Any teacher will tell you that when the school holidays arrive they are virtually on their knees and their own children may well have forgotten what they look like. School holidays are essential times for getting to bed at a reasonable time, heading out for a large dose of fresh air, baking, giving the house a thorough clean, ticking a few things off the seasonal jobs list and sitting leisurely at the kitchen table drinking coffee and catching up with own children, your husband and your non-teaching friends. Oh – and preparing your lessons for next half term, obviously.
It has been a packed year so far beginning with selling the parents’ house ten years after my mother’s death and bringing to an end a decade of family holidays in Pembrokeshire. The main highlights are…….
snatching an hour to explore local gardens
finally making it to the Scilly Isles
playing the Nurse in ‘Romeo and Juliet’
memories of a Cornish family holiday
I rediscovered my passion for teaching English literature and milestones have been reached by the children – eldest starting his A levels and driving lessons; middlest heading towards GCSEs this summer and about to start his amateur football league refereeing career; youngest now playing Rugby for Wiltshire and Dorset Under 15s girls along with lots of trips for all three to Holt to ring church bells, visit friends and play netball. Why did we ever leave that village?
Meanwhile the allotment was set aside for a year disappointing the badger. A few cutting flowers, pumpkins, leeks, runner beans, soft fruit and rhubarb was all I had time for but, with the help of my mate Tim and his expertise at chainsaw gardening the council and golf course hedges have been ‘tamed’. I have a box of Peter Nyssen bulbs to plant over the next few weeks but have finally got the biennials I sowed in August in the ground.

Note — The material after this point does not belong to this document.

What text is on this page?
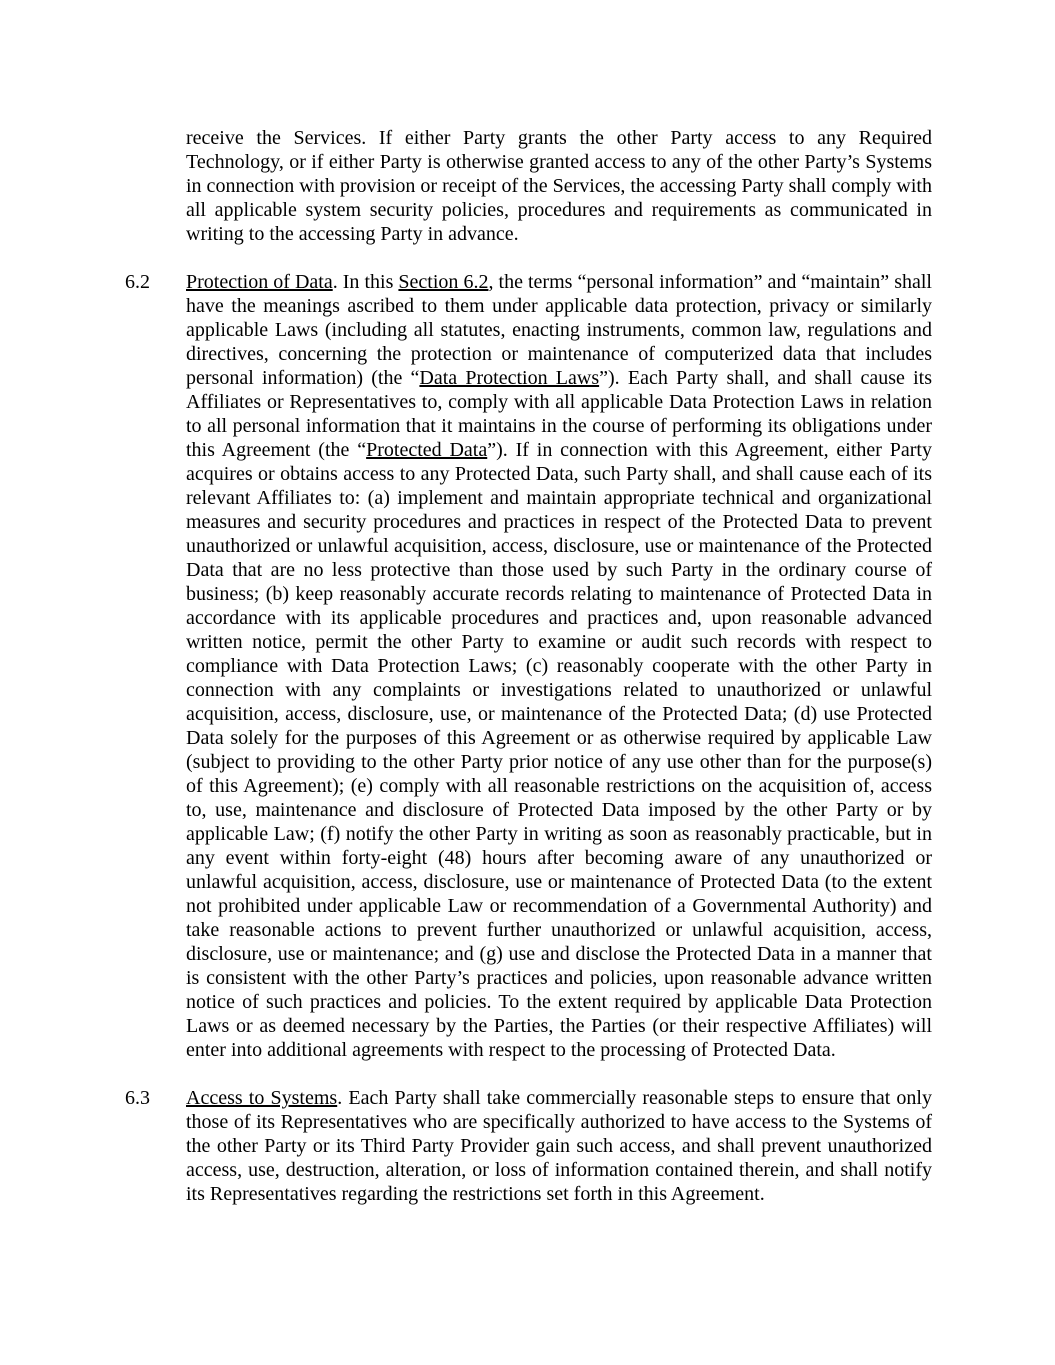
receive the Services. If either Party grants the other Party access to any Required Technology, or if either Party is otherwise granted access to any of the other Party’s Systems in connection with provision or receipt of the Services, the accessing Party shall comply with all applicable system security policies, procedures and requirements as communicated in writing to the accessing Party in advance.
6.2	Protection of Data. In this Section 6.2, the terms “personal information” and “maintain” shall have the meanings ascribed to them under applicable data protection, privacy or similarly applicable Laws (including all statutes, enacting instruments, common law, regulations and directives, concerning the protection or maintenance of computerized data that includes personal information) (the “Data Protection Laws”). Each Party shall, and shall cause its Affiliates or Representatives to, comply with all applicable Data Protection Laws in relation to all personal information that it maintains in the course of performing its obligations under this Agreement (the “Protected Data”). If in connection with this Agreement, either Party acquires or obtains access to any Protected Data, such Party shall, and shall cause each of its relevant Affiliates to: (a) implement and maintain appropriate technical and organizational measures and security procedures and practices in respect of the Protected Data to prevent unauthorized or unlawful acquisition, access, disclosure, use or maintenance of the Protected Data that are no less protective than those used by such Party in the ordinary course of business; (b) keep reasonably accurate records relating to maintenance of Protected Data in accordance with its applicable procedures and practices and, upon reasonable advanced written notice, permit the other Party to examine or audit such records with respect to compliance with Data Protection Laws; (c) reasonably cooperate with the other Party in connection with any complaints or investigations related to unauthorized or unlawful acquisition, access, disclosure, use, or maintenance of the Protected Data; (d) use Protected Data solely for the purposes of this Agreement or as otherwise required by applicable Law (subject to providing to the other Party prior notice of any use other than for the purpose(s) of this Agreement); (e) comply with all reasonable restrictions on the acquisition of, access to, use, maintenance and disclosure of Protected Data imposed by the other Party or by applicable Law; (f) notify the other Party in writing as soon as reasonably practicable, but in any event within forty-eight (48) hours after becoming aware of any unauthorized or unlawful acquisition, access, disclosure, use or maintenance of Protected Data (to the extent not prohibited under applicable Law or recommendation of a Governmental Authority) and take reasonable actions to prevent further unauthorized or unlawful acquisition, access, disclosure, use or maintenance; and (g) use and disclose the Protected Data in a manner that is consistent with the other Party’s practices and policies, upon reasonable advance written notice of such practices and policies. To the extent required by applicable Data Protection Laws or as deemed necessary by the Parties, the Parties (or their respective Affiliates) will enter into additional agreements with respect to the processing of Protected Data.
6.3	Access to Systems. Each Party shall take commercially reasonable steps to ensure that only those of its Representatives who are specifically authorized to have access to the Systems of the other Party or its Third Party Provider gain such access, and shall prevent unauthorized access, use, destruction, alteration, or loss of information contained therein, and shall notify its Representatives regarding the restrictions set forth in this Agreement.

One batch of rhubarb and ginger chutney is stashed away in the pantry and the Christmas cake fruit is soaking up a liberal amount of rum. I might even finish another batch of chutney before heading back to school to enlighten teenagers about Steinbeck, Shakespeare, Dickens, Priestley and the use of the gerundive in Book IV of the Cambridge Latin course. And a stroll around Stourhead in the October sunshine is also on the To Do list.
If I manage to do more than fly by the seat of my pants there will be another installment before too long.